What terrorist delisting of Iran’s IRGC would mean for US interests, allies in Middle East

US President Joe Biden’s administration is reportedly in the final stages of an attempt to revive the 2015 nuclear deal with Iran.

Insiders claim that Tehran is insisting that Washington agree to remove the Islamic Revolutionary Guard Corps from its Foreign Terrorist Organizations list.

The American negotiating team, led by Special Representative for Iran Rob Malley, believes that it can obtain the concessions and guarantees from the Iranian government necessary for preventing it from becoming a nuclear weapons threshold power.

Analysts think a nuclear-capable Iran would significantly empower the IRGC and likely supercharge its asymmetric-warfare campaign throughout the Middle East.

Iran has reportedly been pressing the Biden team to agree to an almost total overhaul of not only economic sanctions related to Iran’s nuclear program, but those connected to terrorist activities specifically linked to the IRGC.

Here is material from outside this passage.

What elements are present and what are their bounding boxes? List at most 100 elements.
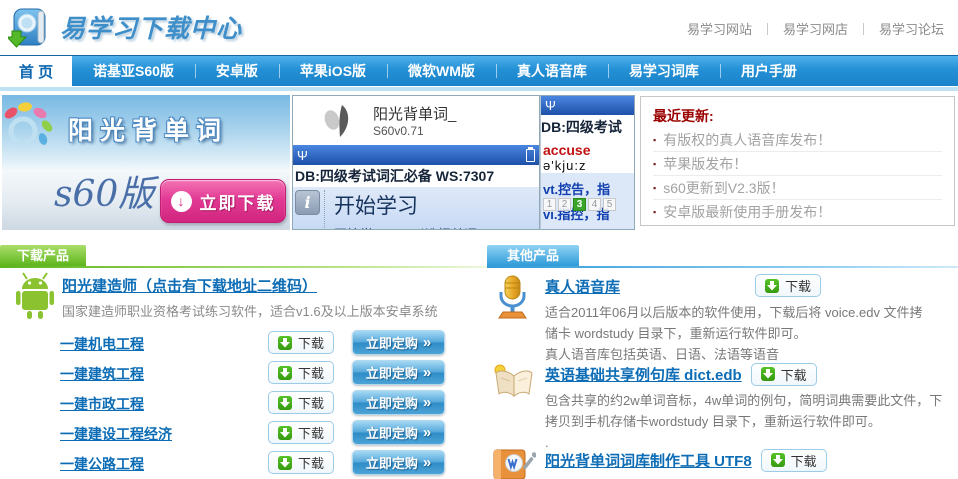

Sources report that one of Tehran’s conditions to revive the Joint Comprehensive Plan of Action, the formal name of the nuclear deal, is the removal of the terrorist designation, which equates the IRGC with Daesh, and Al-Qaeda.

The Biden administration has not confirmed the leaks but has made clear it hopes to restore the JCPOA. But there are signs that it may acquiesce to Tehran’s demands.

Critics point to what they see as a serious flaw in the Biden administration’s strategic reasoning.

Michael Doran, senior fellow at the Hudson Institute, told Arab News that the deal under consideration by the Biden administration would neither prevent Iran from eventually developing nuclear weapons nor dissuade the IRGC from conducting terror attacks against American and allied interests.

He said: “Biden officials and, before them, (former US President Barack) Obama officials promised us repeatedly that the nuclear deal would not prevent the United States from working to contain the IRGC on the ground in the Middle East.

“Clearly, the nuclear deal is about much more than nuclear weapons. It will remove all meaningful restrictions on Iran’s nuclear-weapons program, thus paving the way to Iran’s early acquisition of a nuclear bomb.”